La dernière phrase fit sourire Ophélie.
- Bien. Alors on part demain matin assez tôt pour avoir suffisament de temps. Tu veux un sandwich avec quoi à l’intérieur ?
- Peu importe. Je mange de tout, et je n’ai pas d’allergies, donc…
- Bon alors tu me laisses décider et tu n’auras pas intérêt de te plaindre demain. Compris ?
- Parfaitement.

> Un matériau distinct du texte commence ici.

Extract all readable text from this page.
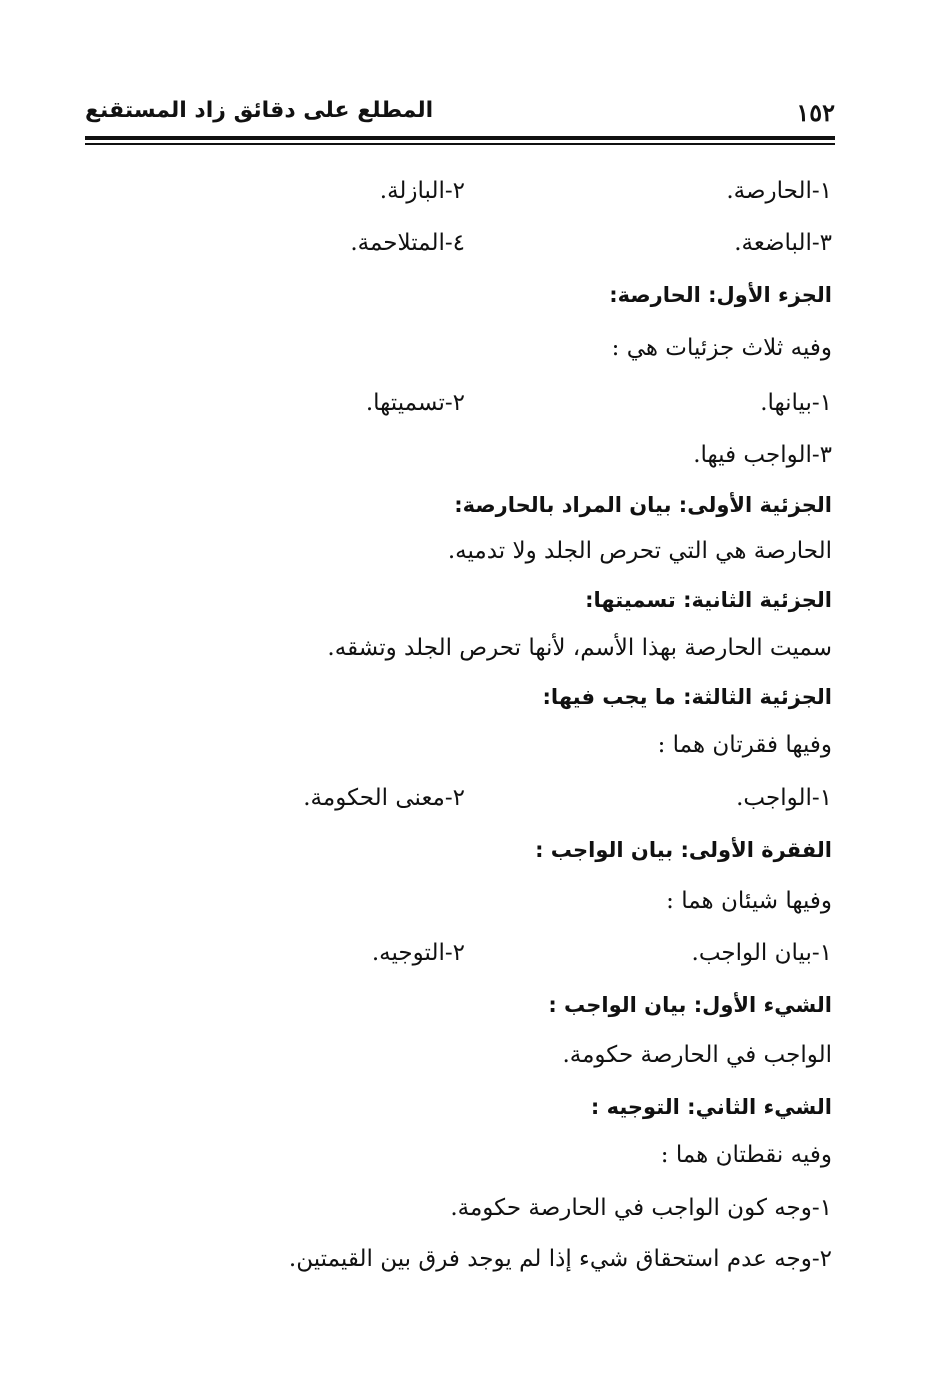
١٥٢
المطلع على دقائق زاد المستقنع
١-الحارصة.
٢-البازلة.
٣-الباضعة.
٤-المتلاحمة.
الجزء الأول: الحارصة:
وفيه ثلاث جزئيات هي :
١-بيانها.
٢-تسميتها.
٣-الواجب فيها.
الجزئية الأولى: بيان المراد بالحارصة:
الحارصة هي التي تحرص الجلد ولا تدميه.
الجزئية الثانية: تسميتها:
سميت الحارصة بهذا الأسم، لأنها تحرص الجلد وتشقه.
الجزئية الثالثة: ما يجب فيها:
وفيها فقرتان هما :
١-الواجب.
٢-معنى الحكومة.
الفقرة الأولى: بيان الواجب :
وفيها شيئان هما :
١-بيان الواجب.
٢-التوجيه.
الشيء الأول: بيان الواجب :
الواجب في الحارصة حكومة.
الشيء الثاني: التوجيه :
وفيه نقطتان هما :
١-وجه كون الواجب في الحارصة حكومة.
٢-وجه عدم استحقاق شيء إذا لم يوجد فرق بين القيمتين.
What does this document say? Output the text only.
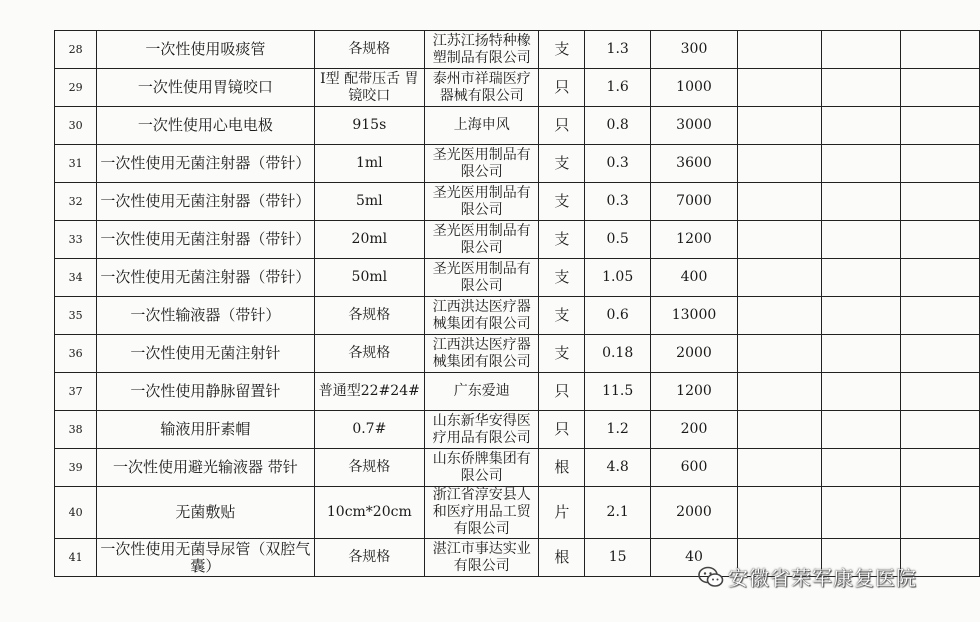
28	一次性使用吸痰管	各规格	江苏江扬特种橡塑制品有限公司	支	1.3	300			
29	一次性使用胃镜咬口	I型 配带压舌 胃镜咬口	泰州市祥瑞医疗器械有限公司	只	1.6	1000			
30	一次性使用心电电极	915s	上海申风	只	0.8	3000			
31	一次性使用无菌注射器（带针）	1ml	圣光医用制品有限公司	支	0.3	3600			
32	一次性使用无菌注射器（带针）	5ml	圣光医用制品有限公司	支	0.3	7000			
33	一次性使用无菌注射器（带针）	20ml	圣光医用制品有限公司	支	0.5	1200			
34	一次性使用无菌注射器（带针）	50ml	圣光医用制品有限公司	支	1.05	400			
35	一次性输液器（带针）	各规格	江西洪达医疗器械集团有限公司	支	0.6	13000			
36	一次性使用无菌注射针	各规格	江西洪达医疗器械集团有限公司	支	0.18	2000			
37	一次性使用静脉留置针	普通型22#24#	广东爱迪	只	11.5	1200			
38	输液用肝素帽	0.7#	山东新华安得医疗用品有限公司	只	1.2	200			
39	一次性使用避光输液器 带针	各规格	山东侨牌集团有限公司	根	4.8	600			
40	无菌敷贴	10cm*20cm	浙江省淳安县人和医疗用品工贸有限公司	片	2.1	2000			
41	一次性使用无菌导尿管（双腔气囊）	各规格	湛江市事达实业有限公司	根	15	40			
安徽省荣军康复医院
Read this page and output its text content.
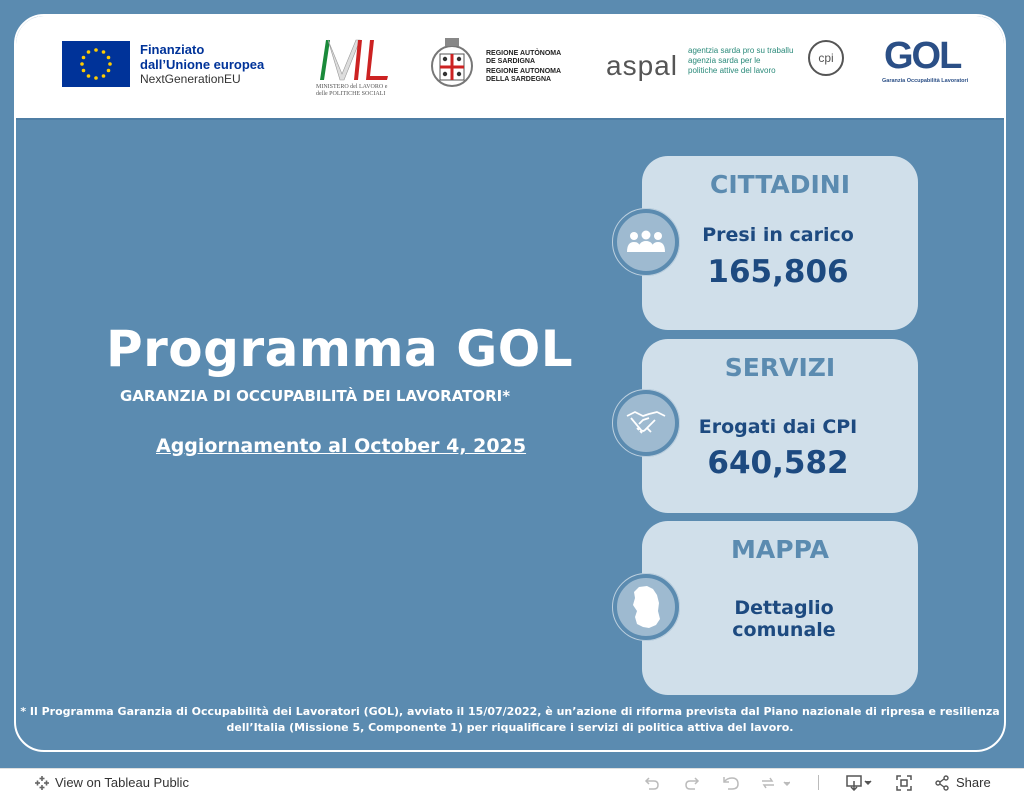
Finanziato
dall’Unione europea
NextGenerationEU
MINISTERO del LAVORO e delle POLITICHE SOCIALI
REGIONE AUTÒNOMA
DE SARDIGNA
REGIONE AUTONOMA
DELLA SARDEGNA	aspal agentzia sarda pro su traballu
agenzia sarda per le
politiche attive del lavoro
cpi GOL
Garanzia Occupabilità Lavoratori
Programma GOL
GARANZIA DI OCCUPABILITÀ DEI LAVORATORI*
Aggiornamento al October 4, 2025
CITTADINI
Presi in carico
165,806
SERVIZI
Erogati dai CPI
640,582
MAPPA
Dettaglio comunale
* Il Programma Garanzia di Occupabilità dei Lavoratori (GOL), avviato il 15/07/2022, è un’azione di riforma prevista dal Piano nazionale di ripresa e resilienza dell’Italia (Missione 5, Componente 1) per riqualificare i servizi di politica attiva del lavoro.
View on Tableau Public	Share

Je finirai mon sandwich jusqu’à la dernière miette.
- On verra bien…
Éléonore hocha la tête et monta dans sa chambre. Elle se brossa les dents mais avant de s’endormir, elle alluma son téléphone pour la première fois depuis son arrivée ici. Elle ouvrit Deezer et remit la musique qu’elle avait entendu chez Marie. Elle s’endormit sous cette chanson.